Aspect-Based Sentiment Analysis (ABSA) is fundamentally challenged by representation entanglement, where aspect semantics and sentiment polarities are often conflated in real-valued embedding spaces. Furthermore, standard contrastive learning suffers from false-negative collisions, severely degrading performance on high-frequency aspects. In this paper, we propose a novel framework featuring a Zero-Initialized Residual Complex Projection (ZRCP) and an Anti-collision Masked Angle Loss,inspired by quantum projection and entanglement ideas.
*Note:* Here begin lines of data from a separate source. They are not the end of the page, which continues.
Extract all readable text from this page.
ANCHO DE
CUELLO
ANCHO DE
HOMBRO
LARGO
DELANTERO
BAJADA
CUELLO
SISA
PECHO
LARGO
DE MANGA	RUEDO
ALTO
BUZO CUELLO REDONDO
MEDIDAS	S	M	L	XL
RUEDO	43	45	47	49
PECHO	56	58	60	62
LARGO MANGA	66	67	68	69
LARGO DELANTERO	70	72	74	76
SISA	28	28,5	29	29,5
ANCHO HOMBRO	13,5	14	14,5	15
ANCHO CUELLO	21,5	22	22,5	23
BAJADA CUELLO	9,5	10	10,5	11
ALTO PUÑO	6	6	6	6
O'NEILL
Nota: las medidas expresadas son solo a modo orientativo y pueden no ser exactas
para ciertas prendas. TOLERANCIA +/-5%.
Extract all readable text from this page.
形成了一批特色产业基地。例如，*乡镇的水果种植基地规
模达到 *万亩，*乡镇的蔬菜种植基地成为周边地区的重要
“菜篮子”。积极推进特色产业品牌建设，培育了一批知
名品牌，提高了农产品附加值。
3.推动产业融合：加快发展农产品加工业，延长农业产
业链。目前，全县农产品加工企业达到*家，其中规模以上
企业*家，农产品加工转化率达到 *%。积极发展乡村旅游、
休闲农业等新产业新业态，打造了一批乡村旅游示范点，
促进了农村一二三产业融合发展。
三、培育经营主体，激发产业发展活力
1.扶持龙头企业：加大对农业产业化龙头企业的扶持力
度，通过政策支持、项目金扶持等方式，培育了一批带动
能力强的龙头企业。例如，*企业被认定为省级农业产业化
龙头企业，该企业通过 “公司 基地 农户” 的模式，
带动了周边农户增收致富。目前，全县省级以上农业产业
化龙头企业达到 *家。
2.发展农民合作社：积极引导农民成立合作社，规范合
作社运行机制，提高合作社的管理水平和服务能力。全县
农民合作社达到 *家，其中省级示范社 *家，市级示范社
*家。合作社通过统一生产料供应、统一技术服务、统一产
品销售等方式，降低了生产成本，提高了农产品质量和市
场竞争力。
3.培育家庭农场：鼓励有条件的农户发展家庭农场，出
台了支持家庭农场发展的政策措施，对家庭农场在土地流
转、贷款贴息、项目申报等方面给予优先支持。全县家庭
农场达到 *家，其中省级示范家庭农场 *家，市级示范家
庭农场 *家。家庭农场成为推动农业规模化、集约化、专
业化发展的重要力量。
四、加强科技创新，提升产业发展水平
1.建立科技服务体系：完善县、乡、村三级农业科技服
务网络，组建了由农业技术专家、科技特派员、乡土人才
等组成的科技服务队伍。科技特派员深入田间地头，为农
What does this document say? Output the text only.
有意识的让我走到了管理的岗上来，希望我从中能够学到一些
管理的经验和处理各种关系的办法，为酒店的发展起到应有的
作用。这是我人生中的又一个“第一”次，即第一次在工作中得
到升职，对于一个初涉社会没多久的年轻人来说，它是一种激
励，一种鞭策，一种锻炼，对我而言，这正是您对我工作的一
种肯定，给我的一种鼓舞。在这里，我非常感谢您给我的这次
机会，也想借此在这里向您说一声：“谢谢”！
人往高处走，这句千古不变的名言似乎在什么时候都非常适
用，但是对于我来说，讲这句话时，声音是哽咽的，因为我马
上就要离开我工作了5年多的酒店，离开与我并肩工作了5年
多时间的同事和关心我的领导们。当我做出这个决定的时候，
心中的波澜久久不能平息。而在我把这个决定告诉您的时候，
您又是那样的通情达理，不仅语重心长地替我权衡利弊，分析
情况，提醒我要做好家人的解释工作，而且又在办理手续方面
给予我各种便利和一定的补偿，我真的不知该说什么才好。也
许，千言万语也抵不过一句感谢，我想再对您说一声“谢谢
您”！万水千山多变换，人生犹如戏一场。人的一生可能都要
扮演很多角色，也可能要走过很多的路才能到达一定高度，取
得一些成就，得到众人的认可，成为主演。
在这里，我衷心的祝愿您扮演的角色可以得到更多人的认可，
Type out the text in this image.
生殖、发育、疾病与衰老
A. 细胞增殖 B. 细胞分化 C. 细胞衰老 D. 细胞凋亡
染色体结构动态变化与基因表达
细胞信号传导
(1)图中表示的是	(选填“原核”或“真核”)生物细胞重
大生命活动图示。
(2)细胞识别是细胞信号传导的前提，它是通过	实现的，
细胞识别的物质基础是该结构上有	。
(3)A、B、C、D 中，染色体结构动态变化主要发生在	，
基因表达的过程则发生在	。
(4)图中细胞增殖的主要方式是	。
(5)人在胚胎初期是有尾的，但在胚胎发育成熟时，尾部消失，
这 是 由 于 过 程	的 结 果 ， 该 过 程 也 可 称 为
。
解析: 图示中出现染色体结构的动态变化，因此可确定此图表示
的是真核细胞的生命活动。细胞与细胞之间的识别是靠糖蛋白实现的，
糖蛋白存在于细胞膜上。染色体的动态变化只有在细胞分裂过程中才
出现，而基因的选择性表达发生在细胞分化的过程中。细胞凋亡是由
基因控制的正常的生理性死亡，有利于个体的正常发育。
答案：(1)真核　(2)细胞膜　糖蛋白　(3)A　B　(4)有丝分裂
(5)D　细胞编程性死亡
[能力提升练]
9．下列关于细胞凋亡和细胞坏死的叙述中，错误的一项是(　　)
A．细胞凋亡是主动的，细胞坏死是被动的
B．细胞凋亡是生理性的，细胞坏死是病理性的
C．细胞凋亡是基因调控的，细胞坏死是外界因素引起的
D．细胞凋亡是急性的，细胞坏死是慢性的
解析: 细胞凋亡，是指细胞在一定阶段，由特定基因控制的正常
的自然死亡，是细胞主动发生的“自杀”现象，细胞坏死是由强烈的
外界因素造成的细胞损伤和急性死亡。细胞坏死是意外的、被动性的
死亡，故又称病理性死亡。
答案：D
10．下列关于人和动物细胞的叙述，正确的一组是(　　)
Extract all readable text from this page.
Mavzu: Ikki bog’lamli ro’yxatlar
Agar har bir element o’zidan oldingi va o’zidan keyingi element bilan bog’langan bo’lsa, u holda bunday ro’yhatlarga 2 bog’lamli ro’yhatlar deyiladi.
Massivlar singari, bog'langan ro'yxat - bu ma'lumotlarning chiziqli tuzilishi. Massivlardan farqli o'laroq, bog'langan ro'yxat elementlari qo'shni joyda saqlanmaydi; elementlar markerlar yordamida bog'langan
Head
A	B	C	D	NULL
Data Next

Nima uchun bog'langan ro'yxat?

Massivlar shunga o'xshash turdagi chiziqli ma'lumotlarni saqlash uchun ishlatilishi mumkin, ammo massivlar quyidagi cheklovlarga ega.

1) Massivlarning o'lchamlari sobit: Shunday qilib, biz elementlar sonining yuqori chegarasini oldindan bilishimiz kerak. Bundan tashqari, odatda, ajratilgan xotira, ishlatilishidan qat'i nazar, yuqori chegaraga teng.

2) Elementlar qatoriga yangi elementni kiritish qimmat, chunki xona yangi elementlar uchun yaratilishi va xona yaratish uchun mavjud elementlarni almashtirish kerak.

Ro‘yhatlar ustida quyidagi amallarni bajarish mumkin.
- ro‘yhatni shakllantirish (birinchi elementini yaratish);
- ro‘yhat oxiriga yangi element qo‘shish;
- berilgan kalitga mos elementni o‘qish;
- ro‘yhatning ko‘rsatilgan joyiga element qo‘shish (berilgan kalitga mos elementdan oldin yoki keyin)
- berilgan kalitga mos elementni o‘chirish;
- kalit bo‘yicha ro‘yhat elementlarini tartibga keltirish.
Our approach projects textual features into a complex semantic space, systematically utilizing the phase to disentangle sentiment polarities while allowing the amplitude to encode the semantic intensity and lexical richness of subjective descriptions. To tackle the collision bottleneck, we introduce an anti-collision mask that elegantly preserves intra-polarity aspect cohesion while expanding the inter-polarity discriminative margin by over 50%. Experimental results demonstrate that our framework achieves a state-of-the-art Macro-F1 score of 0.8851. Deep geometric analyses further reveal that explicitly penalizing the complex amplitude catastrophically over-regularizes subjective representations, proving that our unconstrained-amplitude and phase-driven objective is crucial for robust, fine-grained sentiment disentanglement.